The nice thing about Amplitude is it lets you avoid the transformation step for certain questions. E.g. If you want to know what the most popular pages visited in your product are, you can just do that in the Amplitude UI, instead of needing your data team to build a table with that information. As mentioned though, for more complex explorations, this is probably not the tool.
### FullStory / HotJar – session recording
FullStory and HotJar are session recording tools: they look at the actions your users take and replay them to you, like you’re watching a video of their screen. Logistically, they’re not actually recording a user’s screen – that would be creepy – they’re instead looking at how the user’s actions impact the HTML of the page, and then rendering what we imagine that probably looked like when the user did it.
Since it’s mostly HTML tagging under the hood, you can filter for things like which page a user visited, what they clicked on, etc.
I have not heard of teams building this functionality on their own, but if you know of any, leave a comment on this post!
### PostHog – full stack, everything
PostHog is probably the most unique tool here, because it obviates most of the need for the entire process of building a product analytics practice.
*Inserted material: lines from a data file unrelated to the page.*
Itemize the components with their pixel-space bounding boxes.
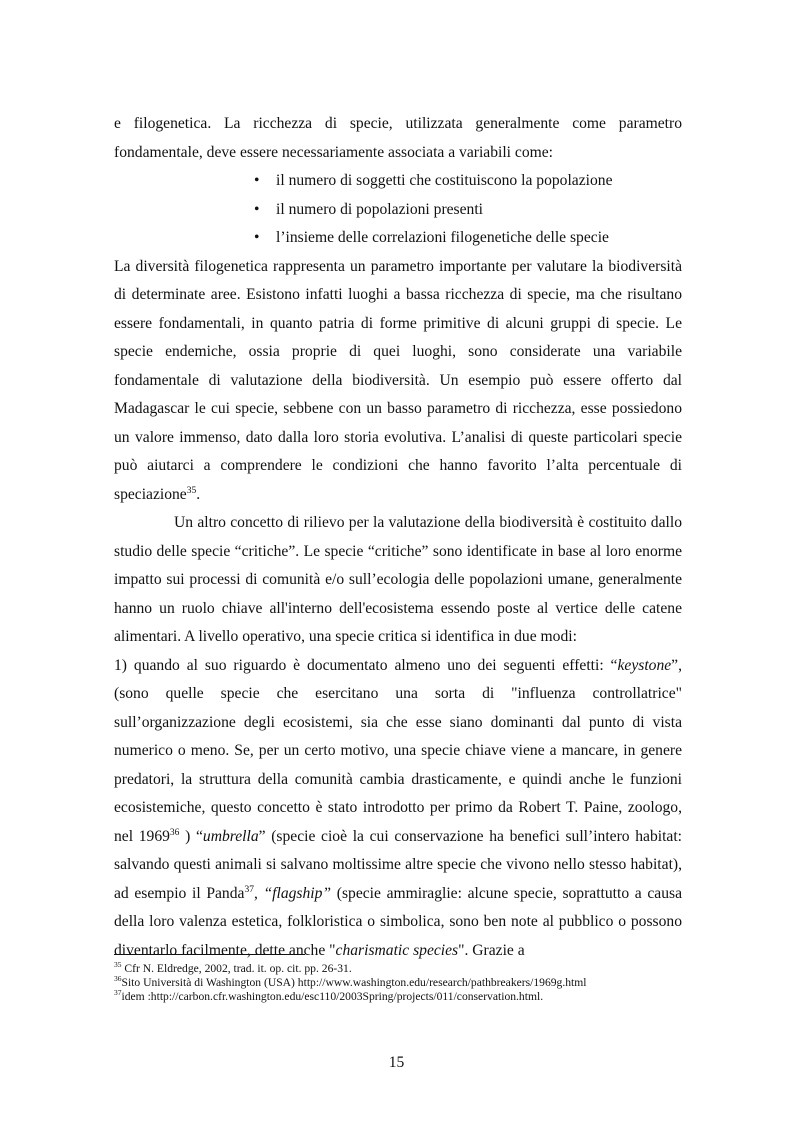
paragraph-2: La diversità filogenetica rappresenta un parametro importante per valutare la biodiversità di determinate aree. Esistono infatti luoghi a bassa ricchezza di specie, ma che risultano essere fondamentali, in quanto patria di forme primitive di alcuni gruppi di specie. Le specie endemiche, ossia proprie di quei luoghi, sono considerate una variabile fondamentale di valutazione della biodiversità. Un esempio può essere offerto dal Madagascar le cui specie, sebbene con un basso parametro di ricchezza, esse possiedono un valore immenso, dato dalla loro storia evolutiva. L’analisi di queste particolari specie può aiutarci a comprendere le condizioni che hanno favorito l’alta percentuale di speciazione$^{35}$. (114, 257, 682, 503)
bullet-list (114, 167, 682, 253)
page-body (114, 110, 682, 965)
footnote-ref: 37 (244, 884, 254, 895)
footnotes (114, 962, 714, 1005)
list-item: • il numero di soggetti che costituiscono la popolazione (254, 167, 682, 196)
footnote-ref: 35 (186, 485, 197, 496)
paragraph-1: e filogenetica. La ricchezza di specie, utilizzata generalmente come parametro fondamentale, deve essere necessariamente associata a variabili come: (114, 115, 682, 161)
footnote-divider (114, 954, 305, 955)
footnote: $^{35}$ Cfr N. Eldredge, 2002, trad. it. op. cit. pp. 26-31. (114, 960, 352, 975)
list-item: • il numero di popolazioni presenti (254, 196, 682, 225)
paragraph-3: Un altro concetto di rilievo per la valutazione della biodiversità è costituito dallo studio delle specie “critiche”. Le specie “critiche” sono identificate in base al loro enorme impatto sui processi di comunità e/o sull’ecologia delle popolazioni umane, generalmente hanno un ruolo chiave all'interno dell'ecosistema essendo poste al vertice delle catene alimentari. A livello operativo, una specie critica si identifica in due modi: (114, 514, 682, 645)
page-number: 15 (388, 1054, 405, 1071)
bullet-icon: • (254, 229, 260, 246)
list-item: • l’insieme delle correlazioni filogenetiche delle specie (254, 224, 682, 253)
paragraph-4: 1) quando al suo riguardo è documentato almeno uno dei seguenti effetti: “keystone”, (sono quelle specie che esercitano una sorta di "influenza controllatrice" sull’organizzazione degli ecosistemi, sia che esse siano dominanti dal punto di vista numerico o meno. Se, per un certo motivo, una specie chiave viene a mancare, in genere predatori, la struttura della comunità cambia drasticamente, e quindi anche le funzioni ecosistemiche, questo concetto è stato introdotto per primo da Robert T. Paine, zoologo, nel 1969$^{36}$ ) “umbrella” (specie cioè la cui conservazione ha benefici sull’intero habitat: salvando questi animali si salvano moltissime altre specie che vivono nello stesso habitat), ad esempio il Panda$^{37}$, “flagship” (specie ammiraglie: alcune specie, soprattutto a causa della loro valenza estetica, folkloristica o simbolica, sono ben note al pubblico o possono diventarlo facilmente, dette anche "charismatic species". Grazie a (114, 656, 683, 959)
bullet-icon: • (254, 172, 260, 189)
footnote: $^{36}$Sito Università di Washington (USA) http://www.washington.edu/research/pathbreakers/1969g.html (114, 974, 587, 990)
footnote-ref: 36 (169, 827, 180, 838)
bullet-icon: • (254, 200, 260, 218)
footnote: $^{37}$idem :http://carbon.cfr.washington.edu/esc110/2003Spring/projects/011/conservation.html. (114, 988, 544, 1004)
Their product extends from event capture all the way to visualization and exploration; they even have functionality around heatmaps and session recording, something you’d normally need to use Fullstory/HotJar for. Their bet is that product analytics should all happen in one place, and that non-technical teams should be empowered to answer almost all of their own questions, with little or no help needed.
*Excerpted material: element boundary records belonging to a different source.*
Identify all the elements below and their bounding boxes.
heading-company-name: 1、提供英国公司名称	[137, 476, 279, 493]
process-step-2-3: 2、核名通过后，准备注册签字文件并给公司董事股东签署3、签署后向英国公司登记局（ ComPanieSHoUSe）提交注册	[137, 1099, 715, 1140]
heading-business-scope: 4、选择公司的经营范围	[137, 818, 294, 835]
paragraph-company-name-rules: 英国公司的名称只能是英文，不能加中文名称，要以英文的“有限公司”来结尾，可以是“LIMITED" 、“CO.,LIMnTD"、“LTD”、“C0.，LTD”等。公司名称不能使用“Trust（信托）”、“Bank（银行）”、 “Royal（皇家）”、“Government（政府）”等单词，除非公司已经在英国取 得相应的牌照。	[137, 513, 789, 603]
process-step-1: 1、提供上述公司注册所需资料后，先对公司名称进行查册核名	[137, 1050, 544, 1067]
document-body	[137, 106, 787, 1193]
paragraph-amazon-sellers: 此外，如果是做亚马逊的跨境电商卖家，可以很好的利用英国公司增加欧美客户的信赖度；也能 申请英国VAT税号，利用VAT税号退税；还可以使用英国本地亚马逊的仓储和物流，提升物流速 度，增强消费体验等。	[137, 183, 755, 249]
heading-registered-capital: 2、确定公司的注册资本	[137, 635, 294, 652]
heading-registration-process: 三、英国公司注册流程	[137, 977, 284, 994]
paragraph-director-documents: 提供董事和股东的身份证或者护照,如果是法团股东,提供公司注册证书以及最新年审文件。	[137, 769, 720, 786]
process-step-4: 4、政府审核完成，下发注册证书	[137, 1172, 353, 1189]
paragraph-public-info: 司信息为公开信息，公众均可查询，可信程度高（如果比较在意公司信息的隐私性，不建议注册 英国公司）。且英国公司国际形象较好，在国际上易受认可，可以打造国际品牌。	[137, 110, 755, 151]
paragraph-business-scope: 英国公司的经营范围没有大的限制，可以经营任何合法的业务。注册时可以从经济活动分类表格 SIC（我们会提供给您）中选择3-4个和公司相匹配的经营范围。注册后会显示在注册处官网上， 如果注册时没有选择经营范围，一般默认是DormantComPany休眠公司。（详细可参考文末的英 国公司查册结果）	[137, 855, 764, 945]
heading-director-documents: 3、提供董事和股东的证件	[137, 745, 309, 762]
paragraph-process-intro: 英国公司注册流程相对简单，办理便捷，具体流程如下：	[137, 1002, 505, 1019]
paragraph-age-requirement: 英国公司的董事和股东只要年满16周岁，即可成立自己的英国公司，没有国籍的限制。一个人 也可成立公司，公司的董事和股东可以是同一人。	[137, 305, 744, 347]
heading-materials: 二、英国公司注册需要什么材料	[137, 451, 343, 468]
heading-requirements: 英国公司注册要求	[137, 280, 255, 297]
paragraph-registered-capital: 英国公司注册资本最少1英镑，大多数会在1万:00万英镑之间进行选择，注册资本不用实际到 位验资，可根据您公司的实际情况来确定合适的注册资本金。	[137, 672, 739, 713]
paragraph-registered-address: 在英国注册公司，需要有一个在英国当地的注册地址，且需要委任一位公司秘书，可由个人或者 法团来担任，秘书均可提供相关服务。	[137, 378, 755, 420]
PostHog supports all kinds of visualizations – like funnels, user paths, etc. – specifically built for product analytics. They even have support for feature flags, where you release a new feature to a segment of your user base to test how they react to it. Perhaps the most interesting piece of the puzzle: PostHog is open source, which means it’s completely free to run on your own infrastructure (all other products on this list are paid and expensive).
Thanks to the legendary Claire Carroll for help on this post.
It would be interesting to see where Google Analytics / Google Tag Manager fit in this space. As a data analyst in the mobile apps/games space I am familiar with product analytics tools and data warehouses as they share a common event-driven architecture.
The problem is that Google Analytics / Google Tag Manager seem weird to me. I really don't understand how their architecture work and it's quite frustrating, as I feel like these are tools with similar purposes, yet they feel so different.
Super useful article - Wish I had a guide like this when I was starting out!
One thing I'd note on instrumentation: Timestamps. Make sure that you're getting the right timestamps for your events, accounting for clock skew.
Also, take extra care when building a funnel using a combo of client and server side events. While client side generates events in real time (as the user performs the corresponding actions), server side actions may take longer to complete (esp if they're batched together at one point). This may mess up the order of events in the sequence of steps that is your funnel.